Computer Specifications

Computing is a core part of USF’s engineering program. Engineers need to be able to solve problems, visualize and analyze data, and interact with other devices in a wide variety of work spaces, in teams and individually. As a result, we require our students to have a laptop computer. This is also an excellent opportunity for you to learn to manage and maintain one of the most important tools in your engineering career.

Listed below are suggested specifications for hardware and software. For students with financial hardship who are unable to afford a laptop, we have a limited number of laptop computers available as loaners on a per-semester basis. If you are unable to afford a laptop, please email so that we may plan accordingly.


In the first two years of the program, all software is platform-independent. In the last two years of the program, depending on your concentration, you may encounter programs that require Windows. Please contact us for instructions for running Windows on a Mac platform, as it will involve partitioning your computer's hard drive into two operating systems. If you are not a person who enjoys tinkering with your computer setup, we would recommend a Windows solution.

If you are bringing a current computer, anything that meets the specs below will be sufficient for at least the first two years of the program. If you are purchasing a new computer to last through college, we would recommend purchasing a PC, so as to ensure that you will be able to use any Windows-specific software you encounter in your upper-division courses. We recommend against using a Chromebook during the first two years.

Hardware requirements

We recommend:

  • (Windows) Dell Precision 3541 or 5540.
  • (Mac) MacBook Pro.
  • 16 GB RAM minimum
  • Minimum 512 GB SSD HD

You should also have a USB thumb drive (and associated dongle, if using a Mac) for transferring data between lab and personal computers. A dongle/adapter may be necessary if your laptop does not have USB 2.0 or 3.0 ports. Many newer machines just use USB-c only, which lets them be lighter and thinner, and then everything (power, displays, peripherals) can use the same interface. If you want to be able to interface with a device that uses the older USB interface (or HDMI or VGA to connect to projectors and so on) you will need an adapter.

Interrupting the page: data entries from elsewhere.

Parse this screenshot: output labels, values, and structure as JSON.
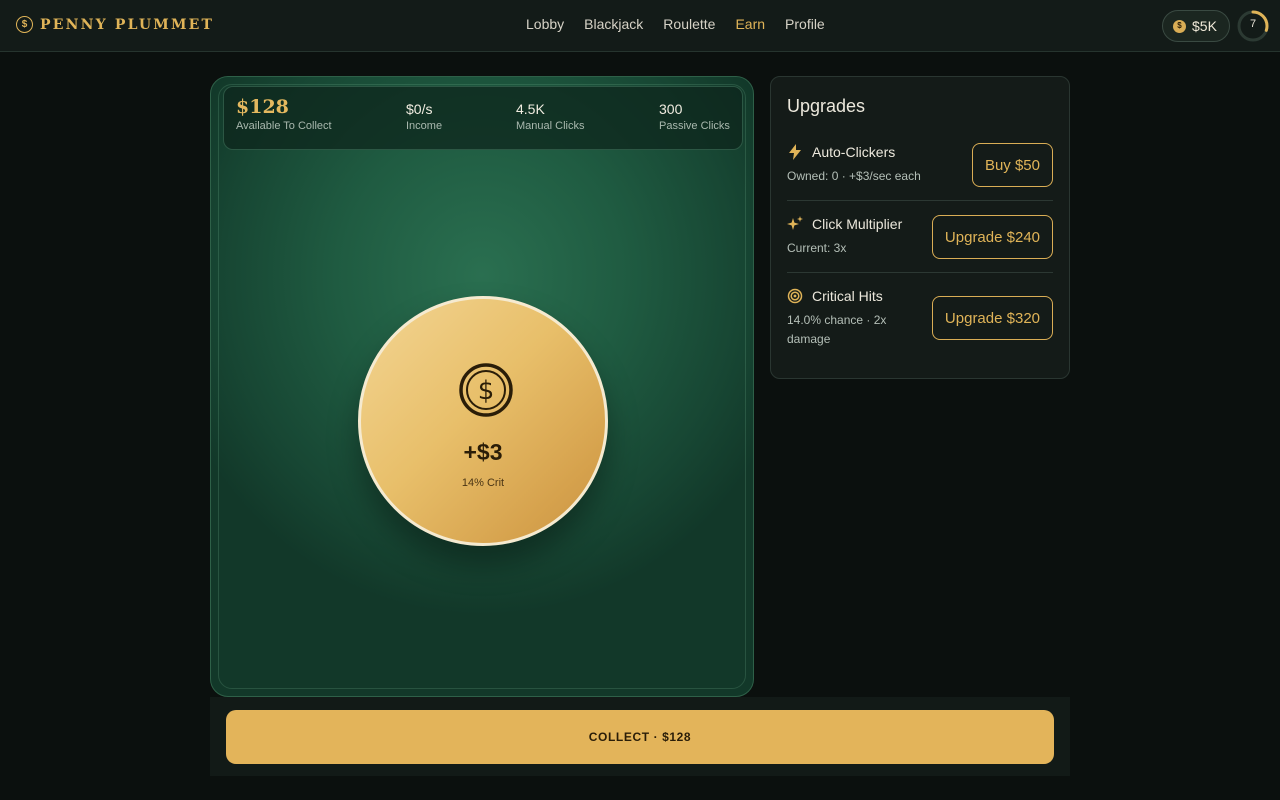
{
  "header": {
    "brand": "PENNY PLUMMET",
    "brand_icon": "dollar-coin-icon",
    "nav": [
      {
        "label": "Lobby",
        "active": false
      },
      {
        "label": "Blackjack",
        "active": false
      },
      {
        "label": "Roulette",
        "active": false
      },
      {
        "label": "Earn",
        "active": true
      },
      {
        "label": "Profile",
        "active": false
      }
    ],
    "balance": "$5K",
    "level": "7",
    "level_progress": 0.3
  },
  "stats": {
    "available": {
      "value": "$128",
      "label": "Available To Collect"
    },
    "income": {
      "value": "$0/s",
      "label": "Income"
    },
    "manual_clicks": {
      "value": "4.5K",
      "label": "Manual Clicks"
    },
    "passive_clicks": {
      "value": "300",
      "label": "Passive Clicks"
    }
  },
  "coin": {
    "amount": "+$3",
    "crit": "14% Crit",
    "icon": "dollar-circle-icon"
  },
  "upgrades": {
    "title": "Upgrades",
    "items": [
      {
        "name": "Auto-Clickers",
        "desc": "Owned: 0 · +$3/sec each",
        "button": "Buy $50",
        "icon": "lightning-icon"
      },
      {
        "name": "Click Multiplier",
        "desc": "Current: 3x",
        "button": "Upgrade $240",
        "icon": "sparkle-icon"
      },
      {
        "name": "Critical Hits",
        "desc": "14.0% chance · 2x damage",
        "button": "Upgrade $320",
        "icon": "target-icon"
      }
    ]
  },
  "collect": {
    "label": "COLLECT · $128"
  },
  "colors": {
    "accent_gold": "#e0b458",
    "felt_green": "#1f5b41",
    "background": "#0b100e"
  }
}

Computing in the Curriculum

In the first two years of the program, you will be using Python and Arduino for your programming needs, along with presentation tools such as the Microsoft office suite (or cloud-based equivalents, such as the Google Suite) to prepare documents and presentations. All of the tools used in the first two years are freely available and cross-platform. Your instructors will provide instructions about how to install and configure this software in the appropriate classes. Your USF email is a Google account so you will have cloud-based storage and the whole Google suite.

"As you advance through the curriculum, you will be exposed to specialized software, such as AutoCAD, Revit, and Spice, depending on your concentration area.